Праздник побежденных | страница 11
Я бы мог ей рассказать, что я истребитель и после ранения друг отца забрал меня в особый отдел армии, и теперь я летаю на По-2 связи. Я помечтал и о том, что хорошо было бы пойти с ней в Москве в ресторан, а пока нужно достать сапоги: не годится в таких шикарных ботинках месить аэродромную грязь.
Впрочем, все равно. Из нашего выпуска горстка осталась.
Я поймал себя на том, что ощущаю присутствие близкого существа и оно кричит, волнует и переполняет меня жалостью. Кто оно? Откуда в небе? Отгоняя непонятную тоску, я запел «Карамболину», но, оглянувшись, так и замер.
Пассажир обмяк, голова с открытым ртом упала на грудь, пуская тягучие слюни.
— Эй, — закричал я. Белок под бескровным веком недвижим. Я качнул ручку от борта к борту, самолет взмахнул крыльями, и голова пассажира качнулась с плеча на плечо и, к моей радости, стала торчком. Из-под века показался мутный, полный смирения глаз.
Жив, слава богу. Укачало малость. Хорошо, что не пошел на бреющем, над землей бы он расквасился совсем.
Солнце взошло, и в его свете я увидел, что бороденка моего пассажира и ресницы удивительно рыжие, а глаза голубые. И на лице смирение и печаль. Именно о таких лицах говорят, что на них знамение смерти. Я встречал такие лица у летчиков перед полетом — землистые, со взглядом в никуда: они не возвращались. После полета мы собирали деньги и отправляли жене или родителям. А одеяло, шинель и подушки, если не успевал забрать интендант, несли в ближайшую деревню и молча пропивали. Он обречен, подумал я, и нестерпимая жалость заставила как-то успокоить этого человека в тряпичном шлеме и с буханкой под ватником.
— Все будет вот так… — закричал я и показал на горизонт, там ртутью мерцала река. — Там сядем.
Облачность кончилась неожиданно. Одинокие тучки айсбергами с позолоченными вершинами висели к синеве, и я разглядел внизу маленькие, будто мошки, самолетики; их камуфлированные силуэты растворялись над синью леса, и разглядеть их можно было лишь по блеску кабин.

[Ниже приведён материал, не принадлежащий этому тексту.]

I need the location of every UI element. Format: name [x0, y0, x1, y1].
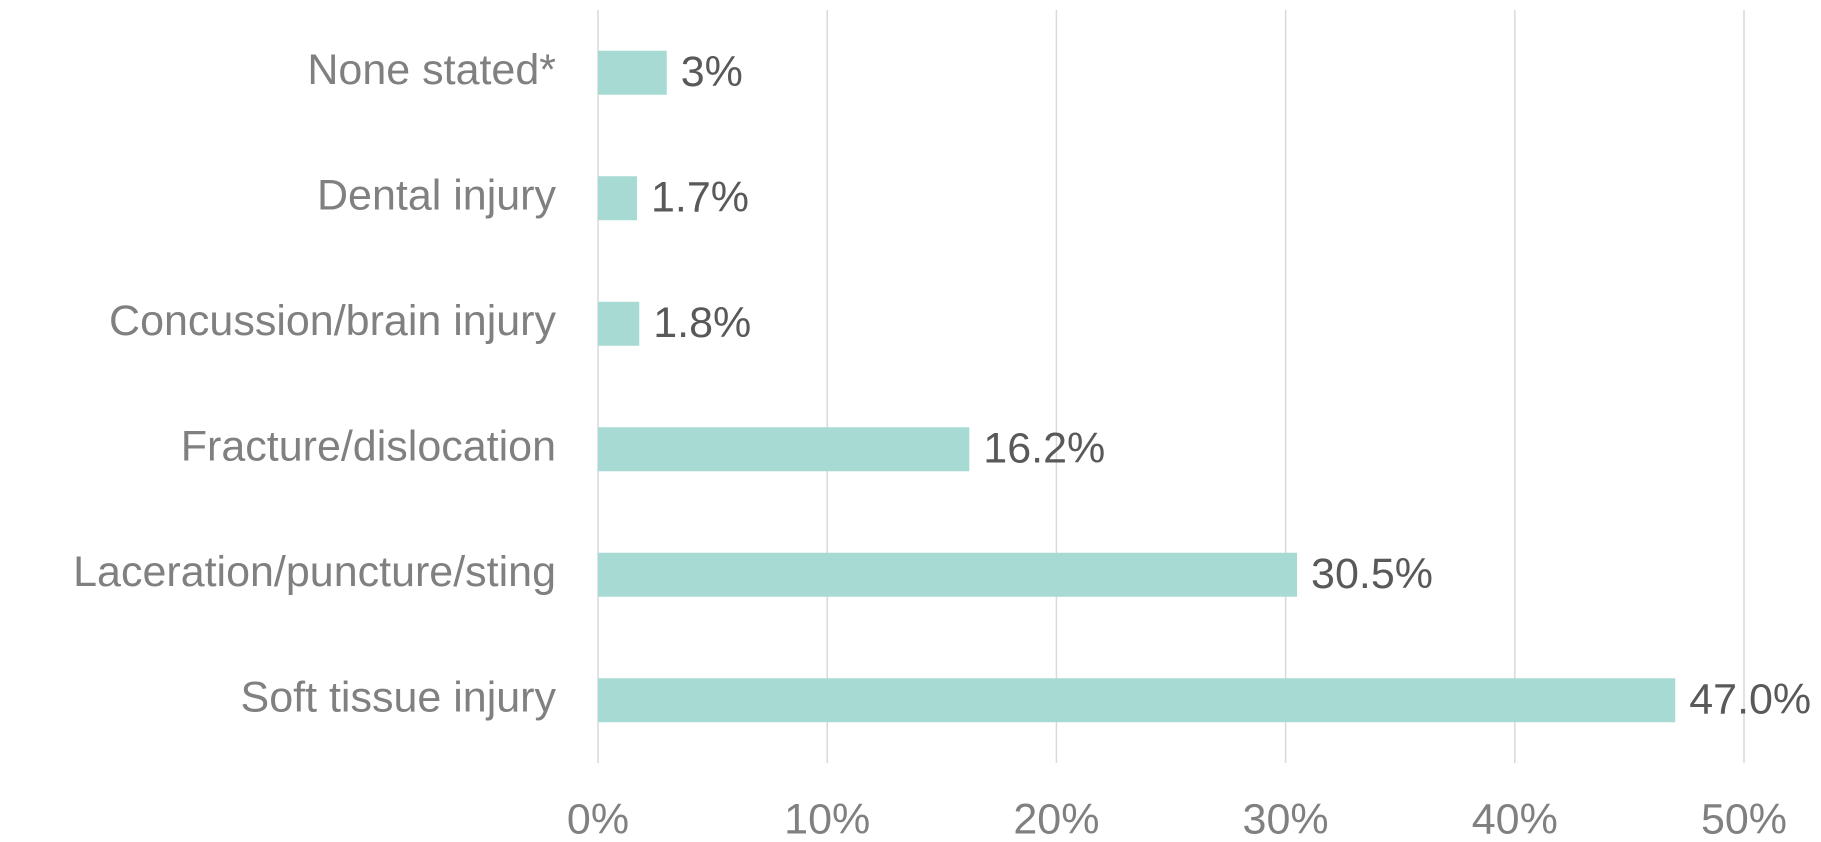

Свои… Штурмовики… И мне стало веселее от того, что мы не одни, от того, что наши… Три, два… еще три — считал я.
Один шел на высоте, навстречу. — Наш, — закричал я, — вот он… болотник, смотри!
Я приветственно качнул крыльями. Он не ответил, пронесся черно прокопченный, волоча на антенне отбитую радиомачту. Я увидел упругое алое пламя из-под капота, а в кабине одну голову, хвостовой пулемет торчал вверх, и это значило, что стрелок убит. И не успел я ужаснуться и посожалеть, как сверкнул взрыв и на месте самолета черное бездвижное облако повисло в синеве. Я жадно отыскивал парашютный купол, но из облака медленно сыпались обломки, куски обшивки, какой-то мусор. Парашюта не было. И тогда я увидел истребителей — целая цепочка растянулась по небу. Вот это сопровождение, облегченно подумал я, эти прикроют… Но почему крылья обрублены, почему коки белые, а сами они тощие? Боже!.. В следующее мгновение я до упора отжал газ, стремясь в спасительное облако.